Further enhancements come with the notifications bar, a tap at the top of the screen lists finger-friendly buttons for new messages, appointments, emails, et cetera. Notifications are easier to read, and even menus get a beauty makeover.
Day to day use
This version of TouchFlo3D is perhaps the quickest I have used. The interface has almost zero lag, and HTCs enhancements make one-handed use feel completely natural. The touch screen is accurate and responsive. As a heavy message user, I had no problem banging out emails and texts using the HTC full QWERTY and (my personal preference) the 9-key xT9 pad.
The email inbox has yet to have been touched by HTC, however as one of strengths of Windows Mobile this has not posed an issue, especially when coupled with those enhanced menus and on-screen keyboards. Auto-rotate is also supported, useful for fixed-width HTML emails.
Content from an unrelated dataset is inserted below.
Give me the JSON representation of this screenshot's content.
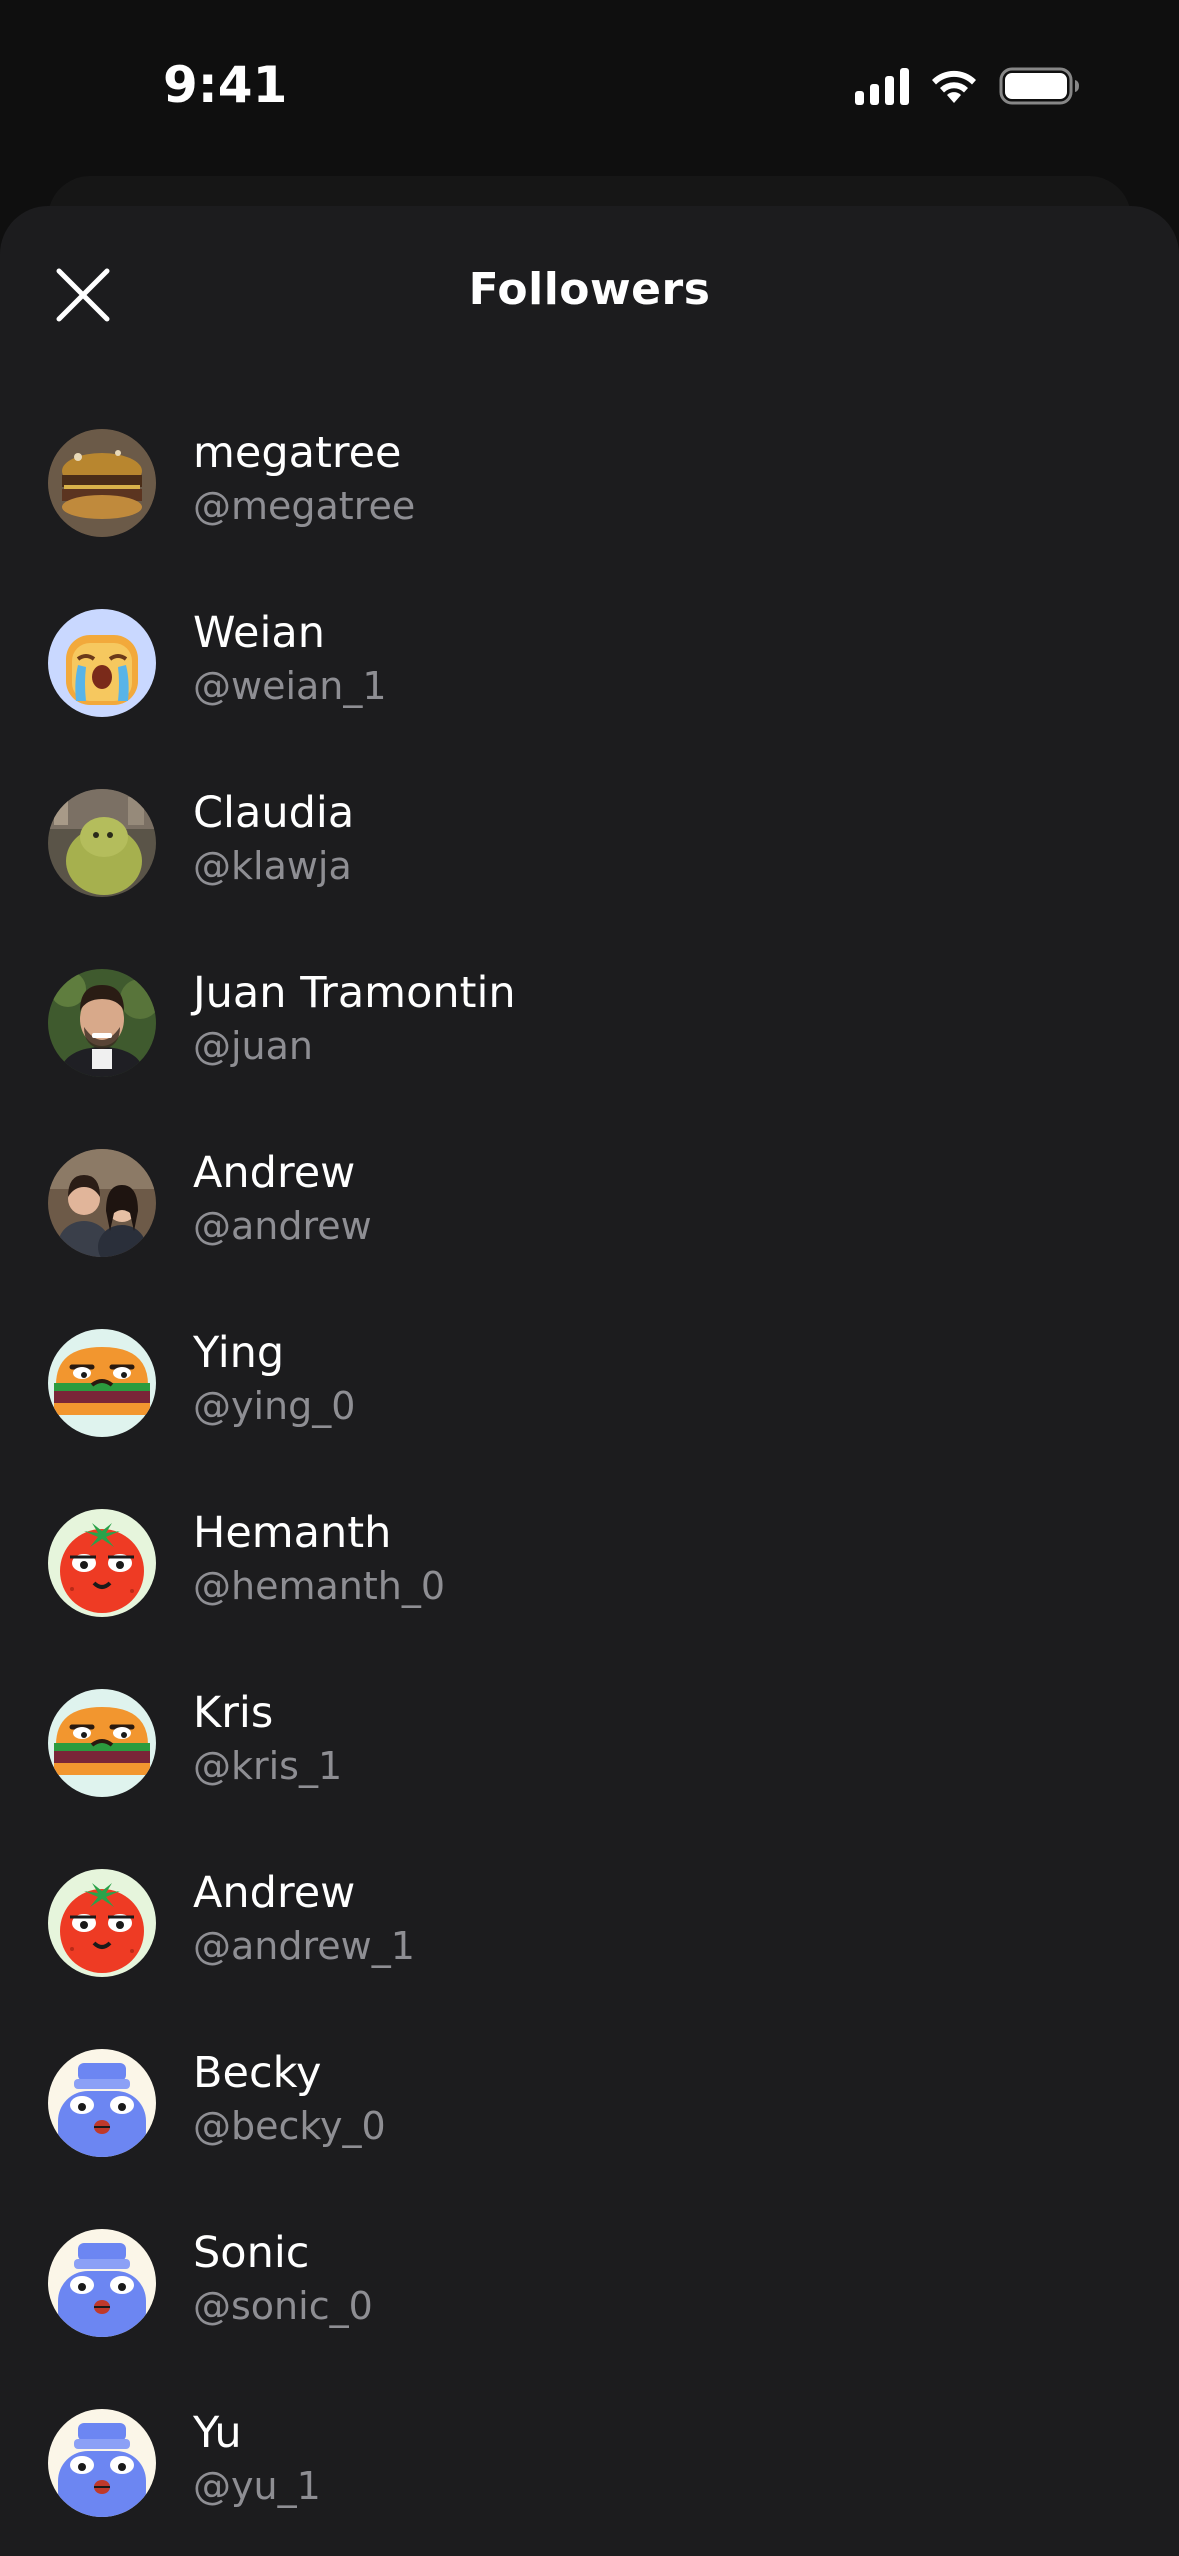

HTC have enhanced people management, with contact management software completely replacing the standard contacts list. When viewing your contacts from the call screen, you can tap their contact card to view your call record with them, and messaging history for emails and SMS messages. The email collator may be useful if you have a few contacts you regularly contact but is perhaps a little redundant when you consider Windows Mobile inbox smart-filtering. The SMS threaded messaging screen puts the Microsoft version to shame, however. This is also the default screen when tapping a message to open it from the message Touchflo tab.
The WVGA screen makes web browsing a task with little compromise. Opera Mobile 9.5 is now an extremely mature browser and handled my regular batch of sites with no major issues. Text scaling works well, the zoom bar can be useful on sites which do not take well to the small screen, and page renders are crisp and readable. Opera supports auto rotate using the G-sensors and the full widescreen view is perfect for many websites.
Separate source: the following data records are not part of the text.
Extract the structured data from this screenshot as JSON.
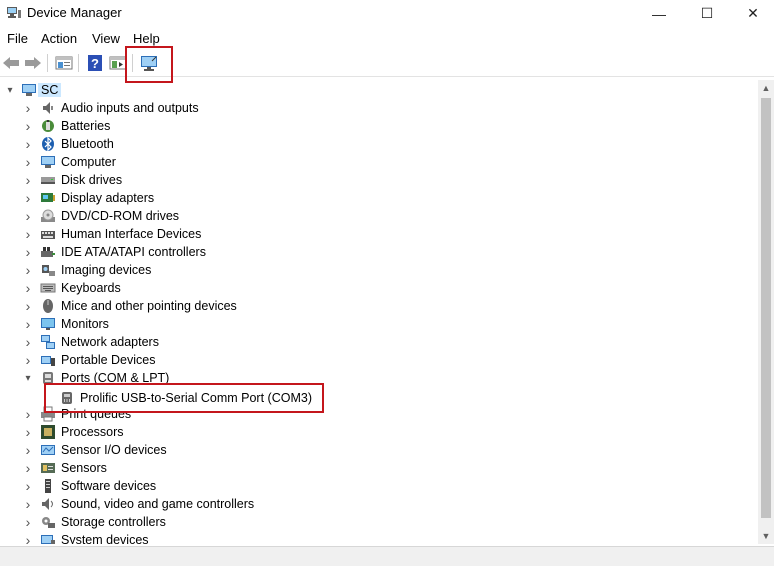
{
  "window": {
    "title": "Device Manager",
    "minimize": "—",
    "maximize": "☐",
    "close": "✕"
  },
  "menu": {
    "file": "File",
    "action": "Action",
    "view": "View",
    "help": "Help"
  },
  "toolbar": {
    "back_icon": "arrow-left-icon",
    "forward_icon": "arrow-right-icon",
    "properties_icon": "properties-icon",
    "help_icon": "help-icon",
    "show_hide_icon": "console-tree-icon",
    "scan_icon": "scan-hardware-monitor-icon"
  },
  "tree": {
    "root": {
      "label": "SC",
      "expanded": true
    },
    "categories": [
      {
        "label": "Audio inputs and outputs",
        "icon": "speaker-icon"
      },
      {
        "label": "Batteries",
        "icon": "battery-icon"
      },
      {
        "label": "Bluetooth",
        "icon": "bluetooth-icon"
      },
      {
        "label": "Computer",
        "icon": "computer-icon"
      },
      {
        "label": "Disk drives",
        "icon": "disk-drive-icon"
      },
      {
        "label": "Display adapters",
        "icon": "display-adapter-icon"
      },
      {
        "label": "DVD/CD-ROM drives",
        "icon": "dvd-icon"
      },
      {
        "label": "Human Interface Devices",
        "icon": "hid-icon"
      },
      {
        "label": "IDE ATA/ATAPI controllers",
        "icon": "ide-controller-icon"
      },
      {
        "label": "Imaging devices",
        "icon": "camera-icon"
      },
      {
        "label": "Keyboards",
        "icon": "keyboard-icon"
      },
      {
        "label": "Mice and other pointing devices",
        "icon": "mouse-icon"
      },
      {
        "label": "Monitors",
        "icon": "monitor-icon"
      },
      {
        "label": "Network adapters",
        "icon": "network-adapter-icon"
      },
      {
        "label": "Portable Devices",
        "icon": "portable-device-icon"
      },
      {
        "label": "Ports (COM & LPT)",
        "icon": "port-icon",
        "expanded": true,
        "children": [
          {
            "label": "Prolific USB-to-Serial Comm Port (COM3)",
            "icon": "serial-port-icon"
          }
        ]
      },
      {
        "label": "Print queues",
        "icon": "printer-icon"
      },
      {
        "label": "Processors",
        "icon": "processor-icon"
      },
      {
        "label": "Sensor I/O devices",
        "icon": "sensor-io-icon"
      },
      {
        "label": "Sensors",
        "icon": "sensor-icon"
      },
      {
        "label": "Software devices",
        "icon": "software-device-icon"
      },
      {
        "label": "Sound, video and game controllers",
        "icon": "sound-controller-icon"
      },
      {
        "label": "Storage controllers",
        "icon": "storage-controller-icon"
      },
      {
        "label": "System devices",
        "icon": "system-device-icon"
      }
    ]
  },
  "colors": {
    "highlight": "#c4161c",
    "selection_root": "#cce8ff"
  }
}
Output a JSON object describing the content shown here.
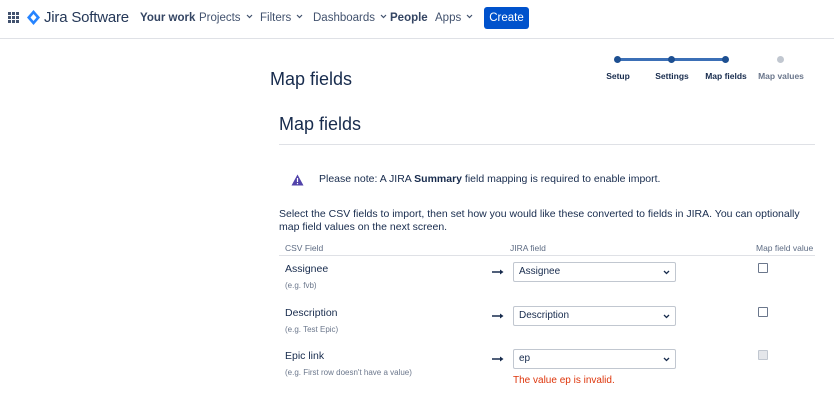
{
  "nav": {
    "brand": "Jira Software",
    "items": [
      {
        "label": "Your work",
        "bold": true,
        "dropdown": false
      },
      {
        "label": "Projects",
        "dropdown": true
      },
      {
        "label": "Filters",
        "dropdown": true
      },
      {
        "label": "Dashboards",
        "dropdown": true
      },
      {
        "label": "People",
        "bold": true,
        "dropdown": false
      },
      {
        "label": "Apps",
        "dropdown": true
      }
    ],
    "create_label": "Create"
  },
  "tracker": {
    "steps": [
      {
        "label": "Setup",
        "state": "complete"
      },
      {
        "label": "Settings",
        "state": "complete"
      },
      {
        "label": "Map fields",
        "state": "current"
      },
      {
        "label": "Map values",
        "state": "todo"
      }
    ]
  },
  "page": {
    "title": "Map fields",
    "section_title": "Map fields",
    "note_prefix": "Please note: A JIRA ",
    "note_bold": "Summary",
    "note_suffix": " field mapping is required to enable import.",
    "description": "Select the CSV fields to import, then set how you would like these converted to fields in JIRA. You can optionally map field values on the next screen."
  },
  "table": {
    "headers": {
      "csv": "CSV Field",
      "jira": "JIRA field",
      "map": "Map field value"
    },
    "rows": [
      {
        "name": "Assignee",
        "example": "(e.g. fvb)",
        "jira_value": "Assignee",
        "map_checked": false,
        "map_disabled": false
      },
      {
        "name": "Description",
        "example": "(e.g. Test Epic)",
        "jira_value": "Description",
        "map_checked": false,
        "map_disabled": false
      },
      {
        "name": "Epic link",
        "example": "(e.g. First row doesn't have a value)",
        "jira_value": "ep",
        "map_checked": false,
        "map_disabled": true
      }
    ],
    "error": "The value ep is invalid."
  },
  "colors": {
    "primary": "#0052cc",
    "tracker": "#1d4f91",
    "error": "#de350b",
    "warning_icon": "#5243aa"
  },
  "icons": [
    "app-switcher-icon",
    "jira-logo-icon",
    "chevron-down-icon",
    "warning-icon",
    "right-arrow-icon"
  ]
}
While the comparisons to the original Diamond are an obvious angle to view the Touch Diamond2 from, it has to be considered as an independent device. The spec is fantastic, and while it is not equipped with a large internal storage, 8GB microSD cards are cheap now and widely available.
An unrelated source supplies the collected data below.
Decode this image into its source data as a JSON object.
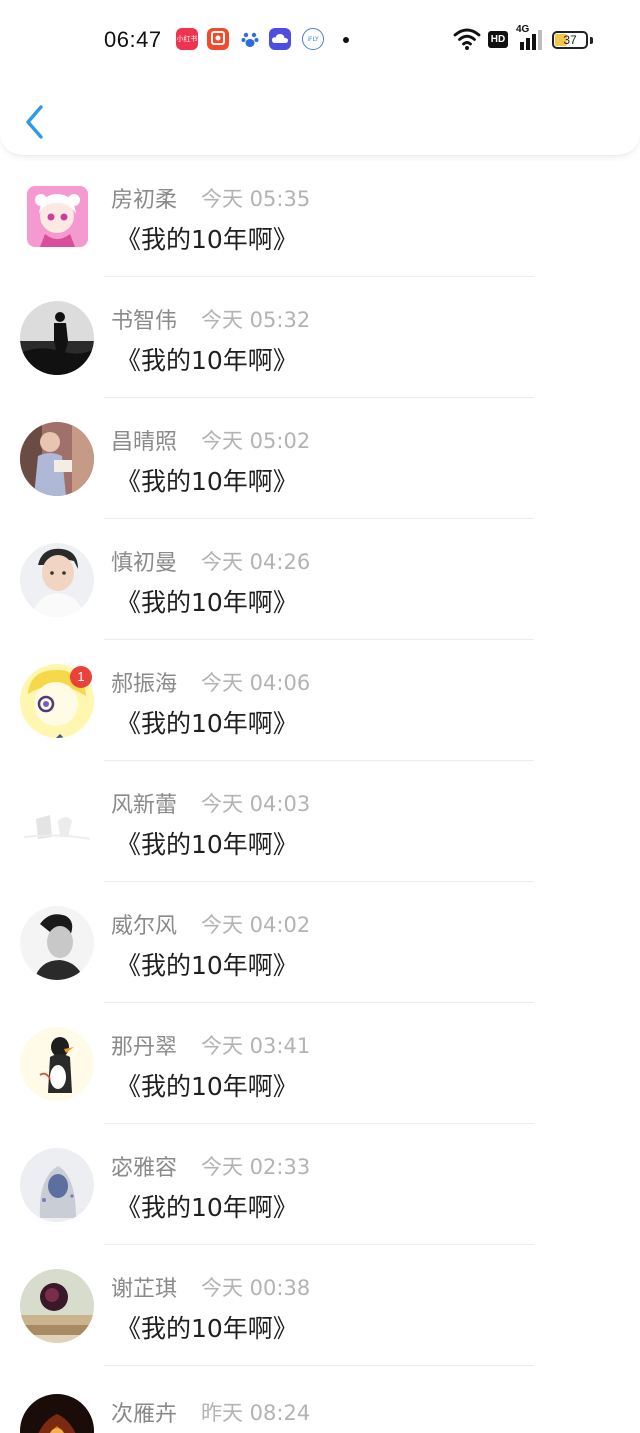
{
  "status_bar": {
    "time": "06:47",
    "network": "4G",
    "hd": "HD",
    "battery": "37",
    "battery_level": 0.37,
    "app_icons": [
      "red-app-icon",
      "orange-app-icon",
      "baidu-paw-icon",
      "cloud-app-icon",
      "ifly-icon"
    ],
    "icon_texts": [
      "小红书",
      "",
      "",
      "",
      "iFLY"
    ]
  },
  "header": {
    "back_icon": "chevron-left-icon",
    "accent": "#2d9be8"
  },
  "items": [
    {
      "name": "房初柔",
      "time": "今天 05:35",
      "message": "《我的10年啊》",
      "avatar": "anime-girl-avatar"
    },
    {
      "name": "书智伟",
      "time": "今天 05:32",
      "message": "《我的10年啊》",
      "avatar": "silhouette-avatar"
    },
    {
      "name": "昌晴照",
      "time": "今天 05:02",
      "message": "《我的10年啊》",
      "avatar": "reading-girl-avatar"
    },
    {
      "name": "慎初曼",
      "time": "今天 04:26",
      "message": "《我的10年啊》",
      "avatar": "young-man-avatar"
    },
    {
      "name": "郝振海",
      "time": "今天 04:06",
      "message": "《我的10年啊》",
      "avatar": "cartoon-avatar",
      "badge": "1"
    },
    {
      "name": "风新蕾",
      "time": "今天 04:03",
      "message": "《我的10年啊》",
      "avatar": "pale-sketch-avatar"
    },
    {
      "name": "威尔风",
      "time": "今天 04:02",
      "message": "《我的10年啊》",
      "avatar": "bw-portrait-avatar"
    },
    {
      "name": "那丹翠",
      "time": "今天 03:41",
      "message": "《我的10年啊》",
      "avatar": "penguin-avatar"
    },
    {
      "name": "宓雅容",
      "time": "今天 02:33",
      "message": "《我的10年啊》",
      "avatar": "hooded-figure-avatar"
    },
    {
      "name": "谢芷琪",
      "time": "今天 00:38",
      "message": "《我的10年啊》",
      "avatar": "rose-books-avatar"
    },
    {
      "name": "次雁卉",
      "time": "昨天 08:24",
      "message": "",
      "avatar": "dark-fire-avatar"
    }
  ]
}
The extent to which HTC have improved TouchFlo3D and delved into Windows Mobile with their customisations is admirable, and second to none. While still provided, the stylus is all but redundant. The interface is quick and responsive, intuitive and a pleasure to use.
The device is comfortable to hold and easy to use with a single hand. The build is sturdy and the design makes it stand out as a high-end, premium handset. It feels in no way tacky or cheap, exactly what we have come to expect from HTC
The good, the bad and the ugly
Good: TouchFlo3D, makes day-to-day use a pleasure.
Bad: The depth of HTCs enhancements are sometimes a little inconsistent.
Ugly: The camera is still poor quality in all but the best lighting conditions.